Les réfugiés dont on parle de moins en moins

Faute d’information, on pourrait croire que l’afflux des réfugiés vers l’Europe a été finalement stoppé et que les portes de l’Europe sont désormais bien gardées. Mais ce n’est pas le cas selon l’agence Frontex, qui évalue les franchissements illégaux à encore 204.219 passages en 2017, contre 511.074 en 2016 et 1,8 millions en 2015.

La diminution est forte, mais l’exode n’est pas interrompu en dépit de tous les moyens mis en œuvre. En Turquie en premier lieu, puis en Libye. Quand ils parviennent enfin en Europe à la suite d’un périple éprouvant, pour les plus chanceux d’entre eux, les réfugiés se retrouvent bloqués en Grèce et en Italie. Afin d’atteindre l’Espagne, une nouvelle route a été ouverte au départ du Maroc. L’exode est trop déterminé pour être contenu.

La Turquie, le Liban et la Jordanie accueillent des centaines de milliers de réfugiés, parfois dans des camps de toile qui sont de véritables villes par leurs dimensions, souvent dans des conditions plus que précaires faute de financements adéquats de la part des organisations internationales et des ONG. Ces réfugiés font désormais face à un nouveau risque, dénoncé par Care International, celui d’être « poussés à retourner en Syrie dès cette année, en dépit de la poursuite des violences », n’ayant plus l’espoir de rejoindre l’Europe et parqués sans en voir la fin dans des conditions précaires. Ils ont été 721.000 dans ce cas l’année dernière, alors que les conditions de vie des civils en Syrie sont « plus effroyables que jamais », selon le Haut-Commissaire des Nations unies pour les réfugiés (HCR) Filippo Grandi.

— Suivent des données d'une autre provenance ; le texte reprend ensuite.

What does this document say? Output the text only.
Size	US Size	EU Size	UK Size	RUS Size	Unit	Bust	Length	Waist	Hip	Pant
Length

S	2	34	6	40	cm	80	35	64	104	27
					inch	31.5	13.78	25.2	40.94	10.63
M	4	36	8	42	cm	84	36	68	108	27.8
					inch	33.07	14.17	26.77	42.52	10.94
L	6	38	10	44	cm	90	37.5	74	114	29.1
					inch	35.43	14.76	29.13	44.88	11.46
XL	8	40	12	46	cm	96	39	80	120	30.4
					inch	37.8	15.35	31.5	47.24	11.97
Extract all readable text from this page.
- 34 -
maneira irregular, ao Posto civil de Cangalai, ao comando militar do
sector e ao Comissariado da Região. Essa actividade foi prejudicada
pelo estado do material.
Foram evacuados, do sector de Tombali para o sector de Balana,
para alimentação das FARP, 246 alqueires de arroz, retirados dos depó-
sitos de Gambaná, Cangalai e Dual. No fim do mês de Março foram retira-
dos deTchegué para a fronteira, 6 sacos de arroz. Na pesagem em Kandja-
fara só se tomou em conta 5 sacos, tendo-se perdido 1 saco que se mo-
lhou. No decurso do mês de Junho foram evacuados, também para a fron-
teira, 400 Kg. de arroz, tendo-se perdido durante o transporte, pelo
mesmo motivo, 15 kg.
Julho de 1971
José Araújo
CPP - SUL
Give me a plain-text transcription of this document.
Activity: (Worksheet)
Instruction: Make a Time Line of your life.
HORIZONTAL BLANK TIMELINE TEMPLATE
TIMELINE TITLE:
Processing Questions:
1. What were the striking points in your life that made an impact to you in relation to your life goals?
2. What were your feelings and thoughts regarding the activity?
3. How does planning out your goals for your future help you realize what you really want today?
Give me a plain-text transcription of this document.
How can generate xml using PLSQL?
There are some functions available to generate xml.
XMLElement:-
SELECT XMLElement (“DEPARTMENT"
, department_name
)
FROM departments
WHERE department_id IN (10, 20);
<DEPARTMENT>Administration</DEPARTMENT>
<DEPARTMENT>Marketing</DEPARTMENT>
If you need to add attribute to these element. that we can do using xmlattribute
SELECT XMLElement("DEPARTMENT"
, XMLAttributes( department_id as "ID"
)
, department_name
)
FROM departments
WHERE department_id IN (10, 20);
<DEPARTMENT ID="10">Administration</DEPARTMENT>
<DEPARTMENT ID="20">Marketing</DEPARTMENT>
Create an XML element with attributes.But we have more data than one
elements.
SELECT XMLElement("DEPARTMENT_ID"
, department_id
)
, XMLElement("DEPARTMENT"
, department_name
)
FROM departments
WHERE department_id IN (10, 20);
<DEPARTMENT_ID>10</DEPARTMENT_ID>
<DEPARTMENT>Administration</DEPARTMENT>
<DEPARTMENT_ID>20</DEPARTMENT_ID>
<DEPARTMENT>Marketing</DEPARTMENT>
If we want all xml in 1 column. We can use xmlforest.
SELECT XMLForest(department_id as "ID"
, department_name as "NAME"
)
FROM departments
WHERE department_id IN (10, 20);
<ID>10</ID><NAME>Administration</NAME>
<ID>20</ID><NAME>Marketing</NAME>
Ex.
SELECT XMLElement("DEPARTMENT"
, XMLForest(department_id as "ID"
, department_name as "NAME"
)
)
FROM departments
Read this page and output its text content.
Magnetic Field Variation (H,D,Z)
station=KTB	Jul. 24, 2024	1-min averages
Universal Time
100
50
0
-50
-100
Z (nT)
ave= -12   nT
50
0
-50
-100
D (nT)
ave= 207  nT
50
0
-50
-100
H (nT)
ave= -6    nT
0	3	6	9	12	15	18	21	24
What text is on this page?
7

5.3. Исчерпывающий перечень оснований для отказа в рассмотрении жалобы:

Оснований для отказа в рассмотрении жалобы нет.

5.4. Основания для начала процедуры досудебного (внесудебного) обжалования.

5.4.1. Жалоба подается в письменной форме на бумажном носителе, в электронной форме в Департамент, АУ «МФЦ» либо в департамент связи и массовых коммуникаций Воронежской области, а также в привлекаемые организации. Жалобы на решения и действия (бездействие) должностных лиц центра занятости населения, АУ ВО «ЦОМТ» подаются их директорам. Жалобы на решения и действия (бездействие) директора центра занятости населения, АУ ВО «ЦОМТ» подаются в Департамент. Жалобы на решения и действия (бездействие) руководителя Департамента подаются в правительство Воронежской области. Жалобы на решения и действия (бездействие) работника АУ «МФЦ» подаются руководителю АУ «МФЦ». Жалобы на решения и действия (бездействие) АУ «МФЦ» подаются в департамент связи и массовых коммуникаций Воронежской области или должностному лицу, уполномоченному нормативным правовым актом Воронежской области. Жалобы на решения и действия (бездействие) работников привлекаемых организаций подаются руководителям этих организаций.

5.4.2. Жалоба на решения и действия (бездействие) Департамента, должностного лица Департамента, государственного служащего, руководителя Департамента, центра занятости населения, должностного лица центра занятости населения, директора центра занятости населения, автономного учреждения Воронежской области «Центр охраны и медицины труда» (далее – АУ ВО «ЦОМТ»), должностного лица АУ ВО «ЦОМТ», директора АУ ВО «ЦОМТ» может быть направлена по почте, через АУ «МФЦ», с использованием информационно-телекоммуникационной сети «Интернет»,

Et puis il y a les déplacés, ceux qui ont fui leur ville, leur village ou leur terre à cause de la guerre et de la famine et qui cherchent refuge à l’intérieur du pays. Ils seraient dix millions sur une population de 22 millions d’habitants. Militairement actifs en Syrie afin de combattre les milices kurdes, les autorités turques préparent des camps d’une capacité d’accueil de 170.000 personnes à l’intérieur du pays, destinés aux déplacés, dans la province d’Idleb où elles interviennent, afin de les y fixer et d’éviter qu’ils rejoignent la Turquie où ils sont déjà plusieurs millions.

En Syrie, les ONG ont enfin obtenu le passage d’une aide médicale et alimentaire en faveur d’un camp où des milliers de réfugiés syriens s’étaient regroupés d’eux-mêmes, bordant la frontière nord de la Jordanie qu’ils ne peuvent rejoindre, l’armée jordanienne s’obstinant à la tenir fermée de crainte d’infiltrations des combattants djihadistes.

En Libye, enfin, la situation reste toujours aussi chaotique et le sort des réfugiés dramatique. 48.000 réfugiés sont officiellement recensés dans le pays, mais ils sont en réalité beaucoup plus. En charge de la diplomatie européenne, Federica Mogherini, se prévaut du rapatriement vers leur pays d’origine de 16.000 réfugiés et prétend qu’il n’en resterait que 4.000 à 5.000 dans les camps libyens à évacuer. Mais cela suppose une connaissance et une maitrise du terrain peu crédibles. L’objectif est par contre réaffirmé : les réfugiés sont renvoyés à leur pays d’origine, la Libye ne peut pas jouer le rôle de sas de la Turquie et doit devenir un glacis.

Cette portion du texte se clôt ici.